Cork lost that final by three points but ó hAilpín lived up to his billing, tearing through for a terrific individual goal in the second half and troubling the Kilkenny defence throughout. He looked a good bet to become the biggest star in the game.
Instead his 2003 championship season remains a tantalising glimpse of what might have been and Setanta ó hAilpín is a legend of unfulfilled potential, a hurling equivalent of The Tetrarch or Golden Cygnet. Soon afterwards, he signed a contract with Australian Rules giants Carlton.
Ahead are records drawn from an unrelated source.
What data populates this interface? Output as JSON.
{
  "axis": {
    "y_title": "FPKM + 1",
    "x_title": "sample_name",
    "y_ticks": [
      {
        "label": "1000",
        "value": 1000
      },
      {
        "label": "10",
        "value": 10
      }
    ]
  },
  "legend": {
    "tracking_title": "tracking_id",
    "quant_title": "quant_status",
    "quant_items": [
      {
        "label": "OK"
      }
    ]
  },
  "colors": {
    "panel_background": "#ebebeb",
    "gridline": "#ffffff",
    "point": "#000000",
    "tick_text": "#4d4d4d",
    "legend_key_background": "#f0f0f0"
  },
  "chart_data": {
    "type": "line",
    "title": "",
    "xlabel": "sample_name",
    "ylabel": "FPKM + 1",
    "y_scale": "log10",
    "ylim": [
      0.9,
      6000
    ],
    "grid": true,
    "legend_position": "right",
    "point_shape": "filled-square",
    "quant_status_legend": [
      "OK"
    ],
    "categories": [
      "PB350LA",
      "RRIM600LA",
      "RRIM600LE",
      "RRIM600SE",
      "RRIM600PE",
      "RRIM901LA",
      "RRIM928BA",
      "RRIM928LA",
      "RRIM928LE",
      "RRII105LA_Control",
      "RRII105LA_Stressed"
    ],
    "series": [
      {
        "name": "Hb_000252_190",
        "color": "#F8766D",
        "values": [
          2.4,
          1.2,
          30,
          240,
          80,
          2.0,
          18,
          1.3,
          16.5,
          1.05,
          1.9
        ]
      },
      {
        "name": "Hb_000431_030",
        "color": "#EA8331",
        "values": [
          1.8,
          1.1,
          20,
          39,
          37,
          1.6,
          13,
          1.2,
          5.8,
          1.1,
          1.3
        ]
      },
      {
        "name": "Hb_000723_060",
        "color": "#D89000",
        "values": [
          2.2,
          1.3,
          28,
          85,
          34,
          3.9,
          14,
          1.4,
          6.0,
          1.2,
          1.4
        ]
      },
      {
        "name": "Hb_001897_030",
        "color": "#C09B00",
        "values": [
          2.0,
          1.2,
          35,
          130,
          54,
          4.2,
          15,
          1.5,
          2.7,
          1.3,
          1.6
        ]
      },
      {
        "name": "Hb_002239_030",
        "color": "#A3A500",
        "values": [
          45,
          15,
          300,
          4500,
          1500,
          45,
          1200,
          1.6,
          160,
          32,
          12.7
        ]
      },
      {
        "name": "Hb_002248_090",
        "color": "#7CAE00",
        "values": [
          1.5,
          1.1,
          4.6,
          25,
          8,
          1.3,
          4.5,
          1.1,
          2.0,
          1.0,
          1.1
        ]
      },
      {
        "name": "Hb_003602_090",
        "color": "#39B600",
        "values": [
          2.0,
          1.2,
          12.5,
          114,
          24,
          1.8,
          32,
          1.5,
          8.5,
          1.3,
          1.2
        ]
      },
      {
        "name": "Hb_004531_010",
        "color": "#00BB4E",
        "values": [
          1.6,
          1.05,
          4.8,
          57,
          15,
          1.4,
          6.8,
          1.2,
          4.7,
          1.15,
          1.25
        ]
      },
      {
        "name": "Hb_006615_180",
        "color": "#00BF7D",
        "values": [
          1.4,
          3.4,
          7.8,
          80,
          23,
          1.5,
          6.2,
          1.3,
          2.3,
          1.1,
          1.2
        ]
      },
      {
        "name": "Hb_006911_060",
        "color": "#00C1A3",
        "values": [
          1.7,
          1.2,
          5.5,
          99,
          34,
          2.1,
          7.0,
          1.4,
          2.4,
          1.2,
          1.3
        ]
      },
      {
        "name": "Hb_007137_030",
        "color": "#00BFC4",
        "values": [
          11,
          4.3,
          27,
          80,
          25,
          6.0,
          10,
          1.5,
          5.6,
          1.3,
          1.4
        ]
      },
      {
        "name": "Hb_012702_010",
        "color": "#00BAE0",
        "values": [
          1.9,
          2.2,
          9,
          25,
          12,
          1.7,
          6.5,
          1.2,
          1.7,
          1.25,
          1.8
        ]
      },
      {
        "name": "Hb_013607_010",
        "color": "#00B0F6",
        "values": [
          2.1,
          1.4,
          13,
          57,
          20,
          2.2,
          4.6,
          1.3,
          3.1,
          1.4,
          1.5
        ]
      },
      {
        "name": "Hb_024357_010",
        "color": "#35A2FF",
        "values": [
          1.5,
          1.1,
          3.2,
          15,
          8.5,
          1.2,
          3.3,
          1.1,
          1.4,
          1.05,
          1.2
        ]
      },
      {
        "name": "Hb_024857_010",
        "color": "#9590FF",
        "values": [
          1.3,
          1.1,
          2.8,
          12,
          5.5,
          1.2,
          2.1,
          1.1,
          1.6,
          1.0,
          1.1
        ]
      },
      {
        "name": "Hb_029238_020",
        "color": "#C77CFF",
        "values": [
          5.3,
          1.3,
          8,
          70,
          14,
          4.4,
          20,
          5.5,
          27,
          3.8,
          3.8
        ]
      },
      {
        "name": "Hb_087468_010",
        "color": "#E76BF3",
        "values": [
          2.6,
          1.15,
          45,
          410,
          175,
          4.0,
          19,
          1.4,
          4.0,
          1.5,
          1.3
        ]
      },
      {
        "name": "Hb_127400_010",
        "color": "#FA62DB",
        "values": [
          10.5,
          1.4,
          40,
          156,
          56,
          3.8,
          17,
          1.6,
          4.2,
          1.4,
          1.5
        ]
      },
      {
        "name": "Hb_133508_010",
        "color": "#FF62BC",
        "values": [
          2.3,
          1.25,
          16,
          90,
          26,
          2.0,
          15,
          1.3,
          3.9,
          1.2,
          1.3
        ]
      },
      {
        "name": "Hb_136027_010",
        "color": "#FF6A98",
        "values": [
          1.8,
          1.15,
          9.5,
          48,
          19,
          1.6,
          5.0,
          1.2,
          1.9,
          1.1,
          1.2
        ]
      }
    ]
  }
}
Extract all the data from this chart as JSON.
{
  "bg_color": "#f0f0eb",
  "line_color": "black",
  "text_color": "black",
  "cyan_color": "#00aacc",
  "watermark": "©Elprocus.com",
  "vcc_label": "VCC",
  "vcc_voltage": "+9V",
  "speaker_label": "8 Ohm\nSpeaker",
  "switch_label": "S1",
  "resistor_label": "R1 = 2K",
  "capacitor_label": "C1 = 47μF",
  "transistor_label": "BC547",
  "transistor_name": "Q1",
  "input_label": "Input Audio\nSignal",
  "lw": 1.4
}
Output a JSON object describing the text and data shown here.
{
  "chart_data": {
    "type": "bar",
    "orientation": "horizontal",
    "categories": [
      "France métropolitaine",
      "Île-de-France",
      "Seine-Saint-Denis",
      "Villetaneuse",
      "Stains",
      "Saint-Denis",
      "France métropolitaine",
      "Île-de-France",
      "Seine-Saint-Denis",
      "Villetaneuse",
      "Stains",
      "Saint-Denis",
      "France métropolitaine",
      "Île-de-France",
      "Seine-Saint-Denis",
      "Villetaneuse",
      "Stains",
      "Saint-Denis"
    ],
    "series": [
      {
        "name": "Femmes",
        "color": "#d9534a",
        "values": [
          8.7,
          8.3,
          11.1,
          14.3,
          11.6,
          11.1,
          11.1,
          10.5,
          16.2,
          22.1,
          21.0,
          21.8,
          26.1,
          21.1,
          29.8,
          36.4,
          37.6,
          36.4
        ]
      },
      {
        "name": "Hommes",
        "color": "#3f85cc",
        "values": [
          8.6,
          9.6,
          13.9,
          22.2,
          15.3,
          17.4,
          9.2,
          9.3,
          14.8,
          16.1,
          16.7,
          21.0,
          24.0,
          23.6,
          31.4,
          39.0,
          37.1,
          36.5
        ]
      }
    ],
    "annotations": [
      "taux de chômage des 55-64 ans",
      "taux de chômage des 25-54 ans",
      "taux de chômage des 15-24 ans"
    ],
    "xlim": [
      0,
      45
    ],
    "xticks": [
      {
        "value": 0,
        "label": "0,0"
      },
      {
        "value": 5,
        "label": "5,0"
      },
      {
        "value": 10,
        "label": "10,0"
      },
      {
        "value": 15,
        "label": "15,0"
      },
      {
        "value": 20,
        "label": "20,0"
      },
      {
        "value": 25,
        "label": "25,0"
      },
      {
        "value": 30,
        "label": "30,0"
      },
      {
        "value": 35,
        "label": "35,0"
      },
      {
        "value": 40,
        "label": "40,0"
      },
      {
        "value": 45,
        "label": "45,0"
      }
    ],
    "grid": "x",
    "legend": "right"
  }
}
His first season in the Cork colours would be his only one though he did return in the summer of 2004 to help his club Na Piarsaigh win their third county senior title.
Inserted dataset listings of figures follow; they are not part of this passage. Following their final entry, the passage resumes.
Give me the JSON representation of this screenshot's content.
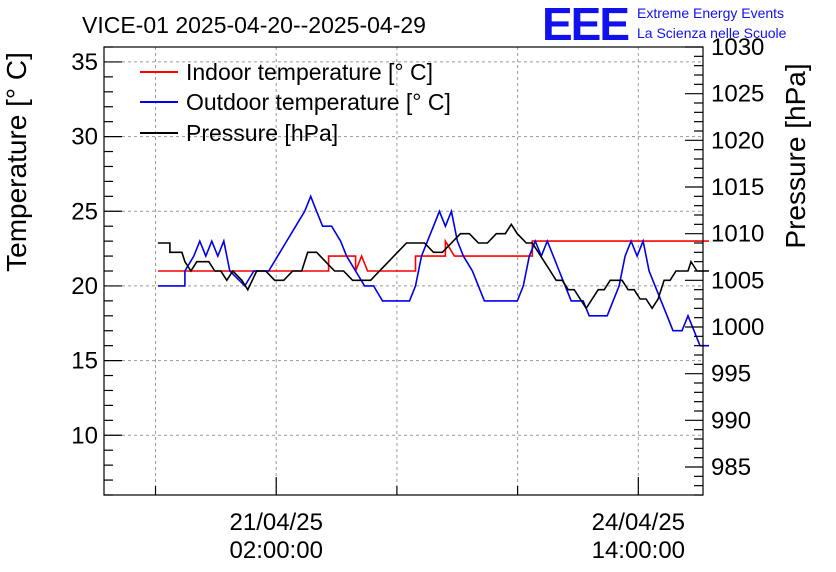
{
  "logo": {
    "mark": "EEE",
    "line1": "Extreme Energy Events",
    "line2": "La Scienza nelle Scuole"
  },
  "chart_data": {
    "type": "line",
    "title": "VICE-01 2025-04-20--2025-04-29",
    "ylabel": "Temperature [° C]",
    "y2label": "Pressure [hPa]",
    "ylim": [
      6,
      36
    ],
    "y2lim": [
      982,
      1030
    ],
    "yticks": [
      10,
      15,
      20,
      25,
      30,
      35
    ],
    "y2ticks": [
      985,
      990,
      995,
      1000,
      1005,
      1010,
      1015,
      1020,
      1025,
      1030
    ],
    "xlim": [
      0,
      200
    ],
    "xticks": [
      {
        "x": 57.5,
        "date": "21/04/25",
        "time": "02:00:00"
      },
      {
        "x": 178.4,
        "date": "24/04/25",
        "time": "14:00:00"
      }
    ],
    "grid": true,
    "legend_position": "top-left",
    "series": [
      {
        "name": "Indoor temperature [° C]",
        "axis": "left",
        "color": "#ff0000",
        "points": [
          [
            18,
            21
          ],
          [
            75,
            21
          ],
          [
            75,
            22
          ],
          [
            84,
            22
          ],
          [
            84,
            21
          ],
          [
            86,
            22
          ],
          [
            88,
            21
          ],
          [
            104,
            21
          ],
          [
            104,
            22
          ],
          [
            114,
            22
          ],
          [
            114,
            23
          ],
          [
            117,
            22
          ],
          [
            143,
            22
          ],
          [
            143,
            23
          ],
          [
            202,
            23
          ]
        ]
      },
      {
        "name": "Outdoor temperature [° C]",
        "axis": "left",
        "color": "#0000ee",
        "points": [
          [
            18,
            20
          ],
          [
            27,
            20
          ],
          [
            27,
            21
          ],
          [
            30,
            22
          ],
          [
            32,
            23
          ],
          [
            34,
            22
          ],
          [
            36,
            23
          ],
          [
            38,
            22
          ],
          [
            40,
            23
          ],
          [
            42,
            21
          ],
          [
            47,
            20
          ],
          [
            50,
            21
          ],
          [
            55,
            21
          ],
          [
            58,
            22
          ],
          [
            61,
            23
          ],
          [
            64,
            24
          ],
          [
            67,
            25
          ],
          [
            69,
            26
          ],
          [
            71,
            25
          ],
          [
            73,
            24
          ],
          [
            76,
            24
          ],
          [
            79,
            23
          ],
          [
            81,
            22
          ],
          [
            84,
            21
          ],
          [
            87,
            20
          ],
          [
            90,
            20
          ],
          [
            93,
            19
          ],
          [
            102,
            19
          ],
          [
            104,
            20
          ],
          [
            106,
            22
          ],
          [
            108,
            23
          ],
          [
            110,
            24
          ],
          [
            112,
            25
          ],
          [
            114,
            24
          ],
          [
            116,
            25
          ],
          [
            118,
            23
          ],
          [
            120,
            22
          ],
          [
            123,
            21
          ],
          [
            125,
            20
          ],
          [
            127,
            19
          ],
          [
            138,
            19
          ],
          [
            140,
            20
          ],
          [
            142,
            22
          ],
          [
            144,
            23
          ],
          [
            146,
            22
          ],
          [
            148,
            23
          ],
          [
            150,
            22
          ],
          [
            152,
            21
          ],
          [
            154,
            20
          ],
          [
            156,
            19
          ],
          [
            160,
            19
          ],
          [
            162,
            18
          ],
          [
            168,
            18
          ],
          [
            170,
            19
          ],
          [
            172,
            20
          ],
          [
            174,
            22
          ],
          [
            176,
            23
          ],
          [
            178,
            22
          ],
          [
            180,
            23
          ],
          [
            182,
            21
          ],
          [
            184,
            20
          ],
          [
            186,
            19
          ],
          [
            188,
            18
          ],
          [
            190,
            17
          ],
          [
            193,
            17
          ],
          [
            195,
            18
          ],
          [
            197,
            17
          ],
          [
            199,
            16
          ],
          [
            202,
            16
          ]
        ]
      },
      {
        "name": "Pressure [hPa]",
        "axis": "right",
        "color": "#000000",
        "points": [
          [
            18,
            1009
          ],
          [
            22,
            1009
          ],
          [
            22,
            1008
          ],
          [
            26,
            1008
          ],
          [
            27,
            1007
          ],
          [
            29,
            1006
          ],
          [
            31,
            1007
          ],
          [
            35,
            1007
          ],
          [
            37,
            1006
          ],
          [
            39,
            1006
          ],
          [
            41,
            1005
          ],
          [
            43,
            1006
          ],
          [
            46,
            1005
          ],
          [
            48,
            1004
          ],
          [
            51,
            1006
          ],
          [
            54,
            1006
          ],
          [
            57,
            1005
          ],
          [
            60,
            1005
          ],
          [
            63,
            1006
          ],
          [
            66,
            1006
          ],
          [
            68,
            1008
          ],
          [
            71,
            1008
          ],
          [
            74,
            1007
          ],
          [
            77,
            1006
          ],
          [
            80,
            1006
          ],
          [
            83,
            1005
          ],
          [
            86,
            1005
          ],
          [
            89,
            1005
          ],
          [
            92,
            1006
          ],
          [
            95,
            1007
          ],
          [
            98,
            1008
          ],
          [
            101,
            1009
          ],
          [
            104,
            1009
          ],
          [
            107,
            1009
          ],
          [
            110,
            1008
          ],
          [
            113,
            1008
          ],
          [
            116,
            1009
          ],
          [
            119,
            1010
          ],
          [
            122,
            1010
          ],
          [
            125,
            1009
          ],
          [
            128,
            1009
          ],
          [
            131,
            1010
          ],
          [
            134,
            1010
          ],
          [
            136,
            1011
          ],
          [
            138,
            1010
          ],
          [
            141,
            1009
          ],
          [
            143,
            1009
          ],
          [
            145,
            1008
          ],
          [
            147,
            1007
          ],
          [
            149,
            1006
          ],
          [
            151,
            1005
          ],
          [
            153,
            1005
          ],
          [
            155,
            1004
          ],
          [
            157,
            1004
          ],
          [
            159,
            1003
          ],
          [
            161,
            1002
          ],
          [
            163,
            1003
          ],
          [
            165,
            1004
          ],
          [
            167,
            1004
          ],
          [
            169,
            1005
          ],
          [
            171,
            1005
          ],
          [
            173,
            1005
          ],
          [
            175,
            1004
          ],
          [
            177,
            1004
          ],
          [
            179,
            1003
          ],
          [
            181,
            1003
          ],
          [
            183,
            1002
          ],
          [
            185,
            1003
          ],
          [
            187,
            1005
          ],
          [
            189,
            1005
          ],
          [
            191,
            1006
          ],
          [
            193,
            1006
          ],
          [
            195,
            1006
          ],
          [
            196,
            1007
          ],
          [
            198,
            1006
          ],
          [
            202,
            1006
          ]
        ]
      }
    ]
  }
}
That's why there was a certain symmetry about the news that last week, as Cork faced into another All-Ireland final, Setanta ó hAilpín was released by the Greater Western Sydney Giants of the Australian Football League. Given that the Giants are well on their way to having one of the worst seasons in AFL history with 21 losses from 22 games to date, it appears he may well be near the end of the line.
His achievement in carving out a career in professional sport for nigh on a decade when so many promising young Gaelic footballers didn't make it shouldn't be under-estimated. Yet it hasn't been a career in the Jim Stynes or Tadhg Kennelly mould with disciplinary problems and injury trouble preventing ó hAilpín from becoming a major figure in the Australian game.
He's 30 now and by the time next year's All-Ireland hurling championship rolls around he'll be 31. Hurling is a young man's game and you'd imagine that in a decade away ó hAilpín has built the kind of connections which would make it difficult for him to up sticks from Australia not least at a time when the recession is sending many young Irishmen on the opposite journey.
Yet such was the impact he made ten years ago that it would still be wonderful to see Seán óg's big little brother making the kind of return to his native game Tadhg Kennelly accomplished when winning an All-Ireland with Kerry in 2009. For that matter, he could also do an excellent job for the Cork footballers.
But if he doesn't return, at least we'll always have the memory of that golden summer ten years ago and a young man with a bright future ahead of him bursting past Noel Hickey and burying the ball past James McGarry. It remains one of the great hurling final moments of the 21st century.